The Guards and The Eye
The Changing of the Guards is just something every visitor to London is supposed to go and see. We had seen the changing of the guards in Athens, Greece and we saw guards at the palaces in Monaco and the Vatican so by now we had a high bar set for us. The changing of the guards in Greece was very elaborate with all their high-stepping Monty-Python-esque walking and the hundreds of pleats in those skirts – Britain is going to have to work hard to beat that. It took us longer to get to Buckingham palace than we had planned mostly due to underground stations being closed because of construction work. We did finally make it there but the ceremony had already started. We’re still not in high season yet for tourism but the crowd was one of the biggest crowds we’d run into probably since Christmas time in Rome. Needless to say, we couldn’t get close to the fence so we really couldn’t see much of the ceremony. We could see that they were not wearing their red coats but rather dark gray coats that I assumed were their winter outfits. We could hear the music and see some of it which was certainly full of pageantry. I have heard endlessly that the Brits are known for their pageantry. There were lots of police around moving traffic and keeping pedestrians moving. If you went in the wrong spot they were quick to yell at you which provided us with entertainment as we watched all sorts of people get yelled at by the police. All-in-all it was fun and interesting. As the crowd dispersed we could get closer to the gates to get a good view of the guards. We also watched them march out and leave the area, I guess they were the ones relieved of duty.
Buckingham Palace is certainly in a beautiful area. After we had seen enough of the guards we made our way through the parks. The palace is surrounded by large and peaceful parks. There were tons and tons of waterfowl which kept Noah engaged for over an hour. I am pretty knowledgeable about ducks, geese and waterfowl but there were several fancy birds there that I had never seen. One of the species had a natural plume of short feathers on the top of their head which looked very much like the big hats the guards wear outside the palace. It made us wonder if the birds were trying out for the guard positions or were the guard hats modeled after the ducks? We also saw lots of squirrels and people feeding all of the creatures. We watched a squirrel run up a woman’s leg to get the nut from her hand. Clearly the animals here were VERY used to humans. We enjoyed seeing the royal pelicans! Yup – pelicans here in the center of London. We hung out with a group of six of them for quite some time. Watched them sun themselves and then make their way into the pond and in no time at all were way down the other end of the pond. Really fun to watch.
From here we walked through the London Horse Guards, through Trafalgar Square again, across the Thames and over to the London Eye. The walk was pleasant and we continued to take in new sights. The walk over the Thames was fun just because you can see so much on the banks of the river once you are out a ways on the bridge. London has great bridges for walking over!

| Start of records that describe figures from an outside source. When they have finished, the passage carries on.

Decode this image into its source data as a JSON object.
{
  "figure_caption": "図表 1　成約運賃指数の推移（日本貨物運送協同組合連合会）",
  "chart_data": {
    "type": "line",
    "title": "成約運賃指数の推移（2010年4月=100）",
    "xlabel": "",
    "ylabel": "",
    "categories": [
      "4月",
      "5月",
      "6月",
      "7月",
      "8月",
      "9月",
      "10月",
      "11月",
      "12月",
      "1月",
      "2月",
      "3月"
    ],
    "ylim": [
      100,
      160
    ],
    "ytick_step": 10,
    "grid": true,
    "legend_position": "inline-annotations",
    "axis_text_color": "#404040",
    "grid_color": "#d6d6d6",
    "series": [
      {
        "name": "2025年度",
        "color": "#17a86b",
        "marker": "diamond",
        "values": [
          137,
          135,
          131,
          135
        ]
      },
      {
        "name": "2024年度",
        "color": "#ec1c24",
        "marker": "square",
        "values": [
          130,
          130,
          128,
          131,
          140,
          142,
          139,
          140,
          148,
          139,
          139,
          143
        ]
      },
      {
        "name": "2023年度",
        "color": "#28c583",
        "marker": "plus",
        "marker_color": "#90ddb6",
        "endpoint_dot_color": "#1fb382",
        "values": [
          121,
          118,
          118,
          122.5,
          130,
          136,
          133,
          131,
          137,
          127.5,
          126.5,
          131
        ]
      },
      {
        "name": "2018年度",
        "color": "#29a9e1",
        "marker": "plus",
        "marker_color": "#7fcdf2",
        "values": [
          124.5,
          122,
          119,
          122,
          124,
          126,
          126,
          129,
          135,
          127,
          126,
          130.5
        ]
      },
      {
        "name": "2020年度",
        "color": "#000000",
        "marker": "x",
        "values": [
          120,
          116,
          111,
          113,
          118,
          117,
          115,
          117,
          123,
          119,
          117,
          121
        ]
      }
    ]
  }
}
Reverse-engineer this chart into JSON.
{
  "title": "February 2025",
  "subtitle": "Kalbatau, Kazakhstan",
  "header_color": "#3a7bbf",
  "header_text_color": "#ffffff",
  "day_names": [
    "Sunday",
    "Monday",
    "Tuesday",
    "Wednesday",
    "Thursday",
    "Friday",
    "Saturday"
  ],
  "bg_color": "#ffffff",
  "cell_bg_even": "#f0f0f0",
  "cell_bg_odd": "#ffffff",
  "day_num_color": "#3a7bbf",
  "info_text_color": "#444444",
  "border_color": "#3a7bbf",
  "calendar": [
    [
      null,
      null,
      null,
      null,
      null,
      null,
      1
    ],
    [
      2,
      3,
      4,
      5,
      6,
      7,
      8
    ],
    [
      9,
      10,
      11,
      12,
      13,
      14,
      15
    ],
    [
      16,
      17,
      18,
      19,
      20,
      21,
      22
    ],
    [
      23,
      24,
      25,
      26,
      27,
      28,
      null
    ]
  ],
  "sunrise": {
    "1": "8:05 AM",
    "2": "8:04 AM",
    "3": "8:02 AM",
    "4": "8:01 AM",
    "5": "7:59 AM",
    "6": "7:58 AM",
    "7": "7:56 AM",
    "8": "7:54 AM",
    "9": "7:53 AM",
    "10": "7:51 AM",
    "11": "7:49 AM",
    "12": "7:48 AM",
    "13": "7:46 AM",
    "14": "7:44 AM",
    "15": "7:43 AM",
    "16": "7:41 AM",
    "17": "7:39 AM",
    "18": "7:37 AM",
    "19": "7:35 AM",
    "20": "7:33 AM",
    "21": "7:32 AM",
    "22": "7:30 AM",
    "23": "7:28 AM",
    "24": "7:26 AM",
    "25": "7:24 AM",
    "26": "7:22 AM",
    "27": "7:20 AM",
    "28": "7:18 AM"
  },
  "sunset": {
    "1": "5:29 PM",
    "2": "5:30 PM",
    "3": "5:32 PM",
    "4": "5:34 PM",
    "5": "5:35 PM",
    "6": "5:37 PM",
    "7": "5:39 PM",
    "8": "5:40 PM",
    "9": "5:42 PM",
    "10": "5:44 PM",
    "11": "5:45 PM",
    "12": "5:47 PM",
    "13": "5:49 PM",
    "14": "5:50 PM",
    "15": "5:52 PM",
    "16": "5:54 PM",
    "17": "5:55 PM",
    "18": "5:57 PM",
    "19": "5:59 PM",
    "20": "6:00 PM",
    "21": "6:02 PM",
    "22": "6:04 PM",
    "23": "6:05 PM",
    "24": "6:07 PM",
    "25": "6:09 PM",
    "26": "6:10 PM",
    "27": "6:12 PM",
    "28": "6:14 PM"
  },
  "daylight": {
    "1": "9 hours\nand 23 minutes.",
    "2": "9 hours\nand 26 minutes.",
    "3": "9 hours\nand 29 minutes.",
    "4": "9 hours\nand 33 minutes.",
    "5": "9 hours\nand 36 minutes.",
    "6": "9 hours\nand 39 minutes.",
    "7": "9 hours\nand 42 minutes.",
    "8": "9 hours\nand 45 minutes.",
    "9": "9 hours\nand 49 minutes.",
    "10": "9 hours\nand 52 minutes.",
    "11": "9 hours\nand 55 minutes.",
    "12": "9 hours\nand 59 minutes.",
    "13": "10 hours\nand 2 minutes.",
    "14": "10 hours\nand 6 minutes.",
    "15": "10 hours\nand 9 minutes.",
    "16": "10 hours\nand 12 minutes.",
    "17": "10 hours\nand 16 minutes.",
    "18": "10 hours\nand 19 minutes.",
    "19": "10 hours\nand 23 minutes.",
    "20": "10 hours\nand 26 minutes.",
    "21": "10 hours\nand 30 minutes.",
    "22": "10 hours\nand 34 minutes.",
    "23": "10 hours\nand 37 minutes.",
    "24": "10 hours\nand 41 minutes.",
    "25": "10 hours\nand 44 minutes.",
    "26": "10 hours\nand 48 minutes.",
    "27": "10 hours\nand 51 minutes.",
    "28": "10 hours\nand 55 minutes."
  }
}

Taking a ride on the Eye was on the “must-do” list for London. This is where my discount tickets came in very useful again; 2 for 1 tickets for the Eye. At 19.95 British Pounds it is not an inexpensive Ferris Wheel! We bought tickets and waited in line only about 20 minutes. The workers herd you into these pod-like containers on the Ferris Wheel and up you go. It takes about 35 minutes to complete one rotation which is what you get for your price of admission. The entire pod is made of glass or some see through material so you get wonderful views of London. It was rather overcast and smoggy when we were there but we could still get some great views.
This was kinda a low-key day. Just walking around, seeing what we could see, ride the eye and head back to the flat. It is nice to just meander the streets of London. And by taking the train to and from our flat we get to see lots on the way in and out. And when you use public transportation you always get some interesting interactions with – well – the public. Those interactions are often priceless!